London Jazz Festival Preview (12) The Bad Plus Kings Place Residency

Reid Anderson, bassist of The Bad Plus (centre in photo above, with Dave King and Ethan Iverson), whom I spoke to this afternoon while he was on a train heading southwards through upstate New York , has a specific reason to be looking foward to the final night of the group’s three-night residency: Saturday 20th in the stunning ultra-clear acoustic of Hall One of Kings Place. This gig will be the first time the band has ever shared a stage with Django Bates.

All three members of the band, Anderson told me, have known and admired Bates’ music for many years. Ethan Iverson has even interviewed Django Bates for BBC Jazz on 3 (transcript here). But Saturday 20th will be that unique occasion: a first musical meeting, when musicians are psyching each other out on stage.

The first night of the residency will be the trio, featuring tunes from their new CD (on EmArcy), Never Stop. The new CD is different from the others, in that there are no re-treatments of other music, all the tunes are originals. But the sheer range of material is impressive, and that in itself makes the album a compelling listen. With the Bad Plus, the band means each tune to haveits own character and personality, normally with a back-narrative.

A track which caught my curiosity on Never Stop was “Bill Hickman at Home.” On the album, this tune gives a prominent role to a very out-of-tune piano, on which Iverson seems to get have a particular affection for the sourest notes. Anderson explained that it was a spontaneous decision to use this piano- it happened to be in the studio. But the idea, the gag, fits completely with the variety, adapatability and eclecticism that define The Bad Plus’s musical identity.

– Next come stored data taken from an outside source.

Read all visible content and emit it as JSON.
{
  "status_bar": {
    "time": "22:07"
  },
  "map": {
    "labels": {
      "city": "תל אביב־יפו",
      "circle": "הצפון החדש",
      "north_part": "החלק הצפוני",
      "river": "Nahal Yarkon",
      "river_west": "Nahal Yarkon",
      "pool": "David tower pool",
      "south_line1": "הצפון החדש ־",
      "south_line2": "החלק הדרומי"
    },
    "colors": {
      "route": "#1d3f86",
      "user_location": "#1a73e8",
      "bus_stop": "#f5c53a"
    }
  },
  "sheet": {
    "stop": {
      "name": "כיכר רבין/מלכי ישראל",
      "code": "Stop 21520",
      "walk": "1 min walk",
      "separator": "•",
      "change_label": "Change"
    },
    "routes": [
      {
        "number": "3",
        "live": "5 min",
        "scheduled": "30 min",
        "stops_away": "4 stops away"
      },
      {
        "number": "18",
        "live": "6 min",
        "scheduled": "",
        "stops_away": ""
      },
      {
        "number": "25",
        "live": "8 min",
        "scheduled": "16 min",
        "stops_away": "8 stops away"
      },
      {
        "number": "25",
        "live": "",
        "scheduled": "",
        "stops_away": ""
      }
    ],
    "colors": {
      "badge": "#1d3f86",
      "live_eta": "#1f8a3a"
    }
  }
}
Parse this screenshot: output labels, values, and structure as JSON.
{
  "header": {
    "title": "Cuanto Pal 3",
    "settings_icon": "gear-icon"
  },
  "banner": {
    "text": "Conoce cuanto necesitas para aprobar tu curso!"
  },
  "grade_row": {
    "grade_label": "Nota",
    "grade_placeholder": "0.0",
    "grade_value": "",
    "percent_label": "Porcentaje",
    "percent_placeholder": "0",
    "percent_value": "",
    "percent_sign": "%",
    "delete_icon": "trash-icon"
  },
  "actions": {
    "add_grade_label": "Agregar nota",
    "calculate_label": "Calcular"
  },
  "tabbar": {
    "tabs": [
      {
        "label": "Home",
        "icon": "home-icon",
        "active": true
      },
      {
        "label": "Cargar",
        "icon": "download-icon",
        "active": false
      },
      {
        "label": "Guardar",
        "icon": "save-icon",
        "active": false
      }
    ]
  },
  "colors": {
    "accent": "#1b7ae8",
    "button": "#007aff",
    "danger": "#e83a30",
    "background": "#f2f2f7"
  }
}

Anderson explained to me that a lot of what thegroup does has a “cinematic intention.” Bill Hickman, as car stuntman on some of Hollywood’s iconic films is part of their cultural heritage. And yet he was known as a loner and recluse. The “intimate, saloon-bar, raggedy feel” seemed to go with the territory. Another interesting character is Beryl, the awkward high school girl in the frantically but infectiously energetic “Beryl Loves to Dance.”

The second night here at Kings Place will see the band sharing the stage with Wendy Lewis, with whom they recorded the album For All I Care (Heads Up International ) in 2008, with tunes including Pink Floyd’s “Comfortably Numb.”

I asked Anderson about the fortieth birthday which he celebrated three weeks ago. Apart from it having been a good excuse for a party, it seems something he takes in his stride: “It certainly isn’t weighing heavily on me.” The collective momentum behind the band is very powerful indeed,as it has been since they started. There is such a strong, shared purpose, “we believe in doing it our own way.”

I also talked to Tony Platt, who produced the CD “Prog,” today. He told me that he likes to explain what The Bad Plus do like this:

“They’re like the Marx Brothers. One of them starts a gag. They pass it on to each other. Then they all get together for the punchline. There isn’t any sense of competition. They don’t out-jazz or out-anything each other.”

It’s that cinematic theme again. “We like Tony’s description.” Anderson told me.

People scanning the listings for highlights of the 2010 London Jazz Festival, then these three gigs in Kings Place Hall One should already be on the short-list.